For anyone interested in analog recording and record pressing technology, this video is a treasure trove. Jack and Adam have a fascinating discussion about the strengths and limitations of the analog recording process and how all of the format’s eccentricities add to the charm (and “soul”) of the resulting sound. They also talk about urgency in art and whether a lot of that is missing in today’s digital media where everything can be easily copied and corrected. Back when studio time was expensive, equipment was fickle, and albums were recorded in a matter of days and weeks, instead of months and years, that urgency resulted in a kind of artistic product we rarely experience nowadays.
While at Third Man, Adam records a song, the Milk Carton Kids’ Brain Candy, and then watches the engineering of the track and the cutting of the stamper (the master from which the vinyl will be molded).
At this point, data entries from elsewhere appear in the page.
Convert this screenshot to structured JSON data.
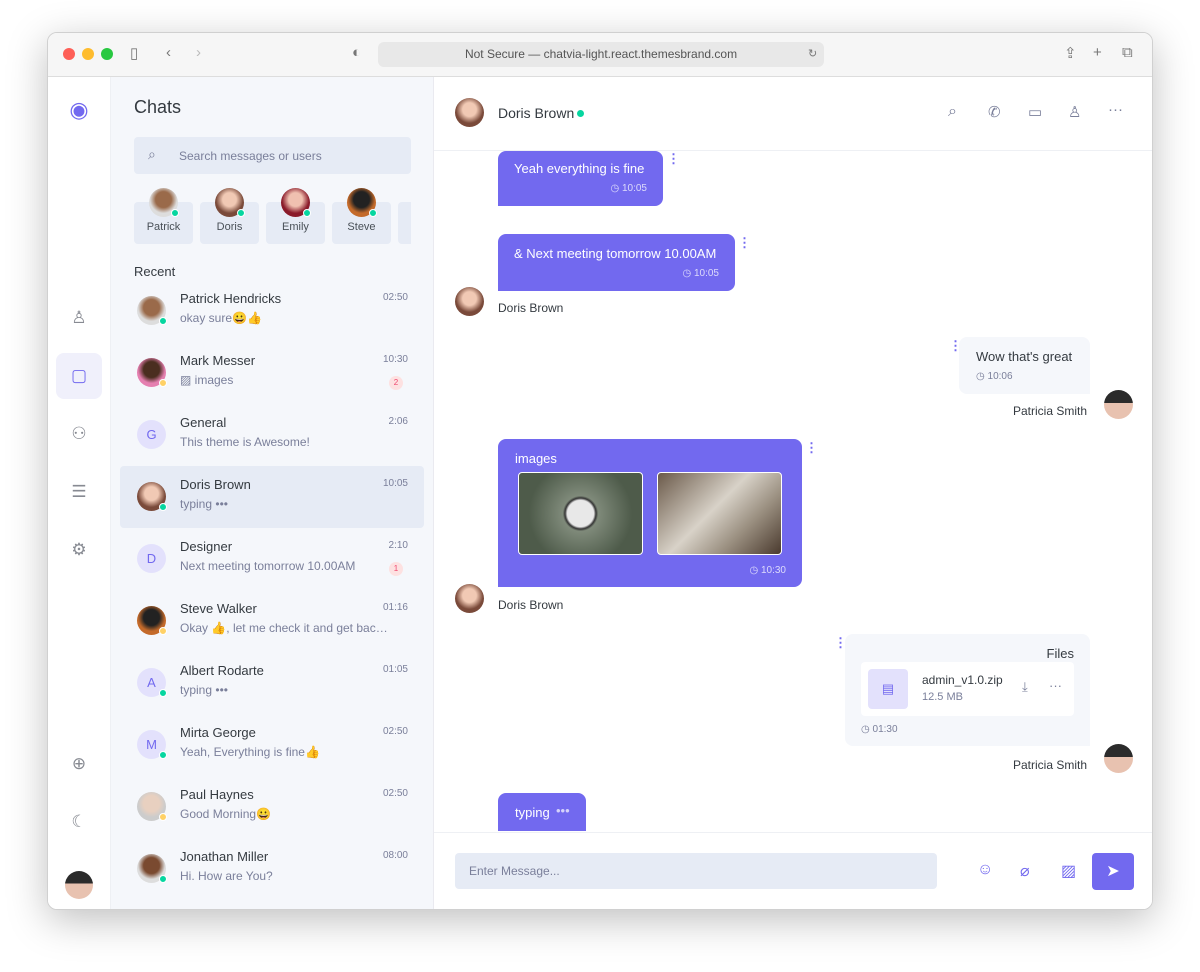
{
  "browser": {
    "url": "Not Secure — chatvia-light.react.themesbrand.com"
  },
  "colors": {
    "accent": "#7269ef",
    "online": "#06d6a0",
    "away": "#ffd166",
    "badge": "#ef476f",
    "list_bg": "#f5f7fb"
  },
  "sidebar": {
    "items": [
      "logo-icon",
      "profile-icon",
      "chats-icon",
      "groups-icon",
      "contacts-icon",
      "settings-icon",
      "language-icon",
      "dark-mode-icon",
      "user-avatar"
    ]
  },
  "chats": {
    "title": "Chats",
    "search_placeholder": "Search messages or users",
    "online": [
      {
        "name": "Patrick"
      },
      {
        "name": "Doris"
      },
      {
        "name": "Emily"
      },
      {
        "name": "Steve"
      }
    ],
    "recent_label": "Recent",
    "items": [
      {
        "name": "Patrick Hendricks",
        "message": "okay sure😀👍",
        "time": "02:50",
        "status": "online"
      },
      {
        "name": "Mark Messer",
        "message": "images",
        "time": "10:30",
        "badge": "2",
        "status": "away"
      },
      {
        "name": "General",
        "initial": "G",
        "message": "This theme is Awesome!",
        "time": "2:06"
      },
      {
        "name": "Doris Brown",
        "message": "typing",
        "time": "10:05",
        "status": "online",
        "active": true
      },
      {
        "name": "Designer",
        "initial": "D",
        "message": "Next meeting tomorrow 10.00AM",
        "time": "2:10",
        "badge": "1"
      },
      {
        "name": "Steve Walker",
        "message": "Okay 👍, let me check it and get back to you soon",
        "time": "01:16",
        "status": "away"
      },
      {
        "name": "Albert Rodarte",
        "initial": "A",
        "message": "typing",
        "time": "01:05",
        "status": "online"
      },
      {
        "name": "Mirta George",
        "initial": "M",
        "message": "Yeah, Everything is fine👍",
        "time": "02:50",
        "status": "online"
      },
      {
        "name": "Paul Haynes",
        "message": "Good Morning😀",
        "time": "02:50",
        "status": "away"
      },
      {
        "name": "Jonathan Miller",
        "message": "Hi. How are You?",
        "time": "08:00",
        "status": "online"
      }
    ]
  },
  "conversation": {
    "name": "Doris Brown",
    "messages": [
      {
        "text": "Yeah everything is fine",
        "time": "10:05"
      },
      {
        "text": "& Next meeting tomorrow 10.00AM",
        "time": "10:05",
        "sender": "Doris Brown"
      },
      {
        "text": "Wow that's great",
        "time": "10:06",
        "sender": "Patricia Smith"
      },
      {
        "text": "images",
        "time": "10:30",
        "sender": "Doris Brown"
      },
      {
        "title": "Files",
        "file_name": "admin_v1.0.zip",
        "file_size": "12.5 MB",
        "time": "01:30",
        "sender": "Patricia Smith"
      },
      {
        "text": "typing"
      }
    ],
    "input_placeholder": "Enter Message..."
  }
}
From there, Adam gets a full tour of the pressing plant as they walk through every step of the vinyl record manufacturing process. One of the many impressive things about the plant is that they recycle everything; nothing goes to waste. Even the center of rejected records, with their paper labels, are punched out and sold as coasters in the Third Man Records store while the rest of the vinyl is chopped up and reused.
One of the most impressive things in this video is the Third Man facility itself. It’s one of the most beautiful record stores and manufacturing plants I have ever seen. Everything drips with high-design and wow-factor, similar to the Mondrian-inspired impeccable design aesthetic of the White Stripes. I have no idea what it would be like to work in a bright yellow and blue factory all day, but I would assume it’s an upgrade from the norm.